Pecuarista faz um alerta para os ambientalistas
Preocupado com as condições do meio ambiente na região do Rio Paraná, o pecuarista Mário Pilatti, proprietário da Fazenda Garça, localizada às margens do rio, em Batayporã (MS), acredita que parte dos problemas ocasionados na região é devido a existência das usinas hidrelétricas. Há pouco mais de uma semana, ele e outros produtores estiveram reunidos com prefeitos de cidades próximas àquele município para cobrar alguma providência quanto aos problemas, como por exemplo o assoreamento do rio.
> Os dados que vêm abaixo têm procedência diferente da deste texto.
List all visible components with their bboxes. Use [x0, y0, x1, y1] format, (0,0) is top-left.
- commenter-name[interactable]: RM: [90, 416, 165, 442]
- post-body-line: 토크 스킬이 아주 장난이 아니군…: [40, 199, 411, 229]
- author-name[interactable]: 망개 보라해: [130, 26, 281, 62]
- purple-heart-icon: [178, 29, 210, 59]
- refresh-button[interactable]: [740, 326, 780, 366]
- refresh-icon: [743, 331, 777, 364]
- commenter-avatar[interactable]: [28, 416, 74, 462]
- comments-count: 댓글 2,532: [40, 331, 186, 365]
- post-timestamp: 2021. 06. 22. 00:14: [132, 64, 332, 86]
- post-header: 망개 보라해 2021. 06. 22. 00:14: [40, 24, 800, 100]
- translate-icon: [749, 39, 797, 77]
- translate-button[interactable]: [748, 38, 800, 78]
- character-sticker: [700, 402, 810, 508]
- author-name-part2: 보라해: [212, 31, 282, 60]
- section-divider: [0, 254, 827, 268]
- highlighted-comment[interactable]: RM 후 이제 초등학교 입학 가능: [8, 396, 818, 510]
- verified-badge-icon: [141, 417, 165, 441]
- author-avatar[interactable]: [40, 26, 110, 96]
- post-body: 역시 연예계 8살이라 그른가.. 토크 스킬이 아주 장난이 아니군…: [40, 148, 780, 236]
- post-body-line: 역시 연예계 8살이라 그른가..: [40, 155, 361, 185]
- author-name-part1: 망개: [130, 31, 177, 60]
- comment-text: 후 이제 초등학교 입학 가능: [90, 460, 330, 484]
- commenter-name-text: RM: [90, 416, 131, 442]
''O problema maior aqui nem é quando a água do rio sobe, mas principalmente quando o rio está baixo e as comportas da Usina Sérgio Motta, em Porto Primavera, são abertas. Quando isso ocorre, acontecem marolas que ficam batendo nos barrancos, causando danos ambientais, arrancando mato e assoreando o rio'', comenta.
O pecuarista diz já ter notificado a Companhia Energética de São Paulo (Cesp) em 2001 e pretende acionar a companhia judicialmente. Segundo ele, nos últimos cinco anos, cerca de dez metros de terra (ou barranco), da sua propriedade, já teria caído sobre as águas do rio. ''Quando cheguei aqui, antes era bem diferente. Os ambientalistas devem ver como as coisas estão acontecendo por aqui, é assoreamento puro. O maior prejuízo aqui é o dano ambiental que está sendo causado'', afirma. (F.B.)